From: Mark Fowler Date: 11:13 on 02 Sep 2003 Subject: Mac OS X Finder and changing extensions. Okay, this thing is driving me insane. I want to change my foo.html file to foo.tt2. I want to put some template code in it. Will the finder let me do this? Nope! I click and change it's extension and it just changes it. Keeps the nice HTML icon. Hey, nice I think. Everything runs, but ten minutes later my script can't find the file. Why? Because it's been renamed to foo.tt2.html. Argh! Apparently, if the extension isn't known to the OS then the policy is to just hide the actual extension and show the name that you've changed the file to. This is nice for Ma and Pop when they're using the computer, but I'M TRYING TO GET SOME WORK DONE, OKAY? I really need the file to be called what I renamed it to. So I try renaming the file foo.txt and sure enough it prompts me, saying 'Are you sure you want to change the extension...'. So I click 'use .txt' and the file is renamed to foo.txt (which I check in an xterm, and it really is called that) Then I change it from foo.txt to foo.tt2. And it gives me foo.tt2 in the finder, but the file is now foo.tt2.txt. No closer! So I give up on this. I use 'mv foo.tt2.txt foo.tt2'. Huzzah! The file is called what it needs to be called. Except now the finder displays it as 'foo'. No extension. What is going on? How do I get this thing to stop! Not even Windows Explorer is this braindead.
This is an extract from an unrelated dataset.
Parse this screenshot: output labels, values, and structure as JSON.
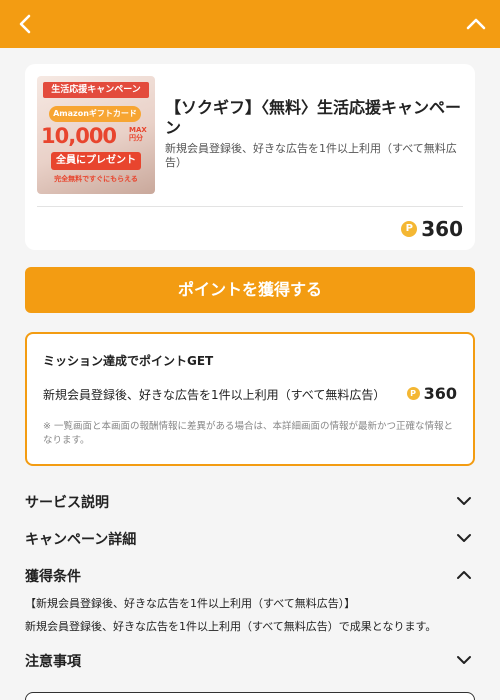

From: Mark Fowler Date: 16:50 on 13 Aug 2003 Subject: Volume controls on laptops Often I'm in a place where I want my laptop to suddenly not make quiet as much noise as it's annoying someone else (for example when someone thought it might be classy to stick a midi on a webpage I've stumbled across at work - nice one guys.) So, when I realise I'm making too much noise first action is to whap the the 'turn off speaker' button. I then say I'm sorry to whoever I've disturbed. I then press the 'turn volume down button' which causes the laptop to turn the sound back on again at a slightly lower volume and me to get the Glare Of Death from everyone around me. Which idiot decided that the 'make less noise' button should turn the sound back on? Both my Apple iBook and my Thinkpad do the same thing, so it's not just one braindead manufacturer. Apple win the stupidity award though - when sound is turned off I can't even adjust the volume with the graphical menulet thingy - it's disabled until I turn the sound back on again. Gah.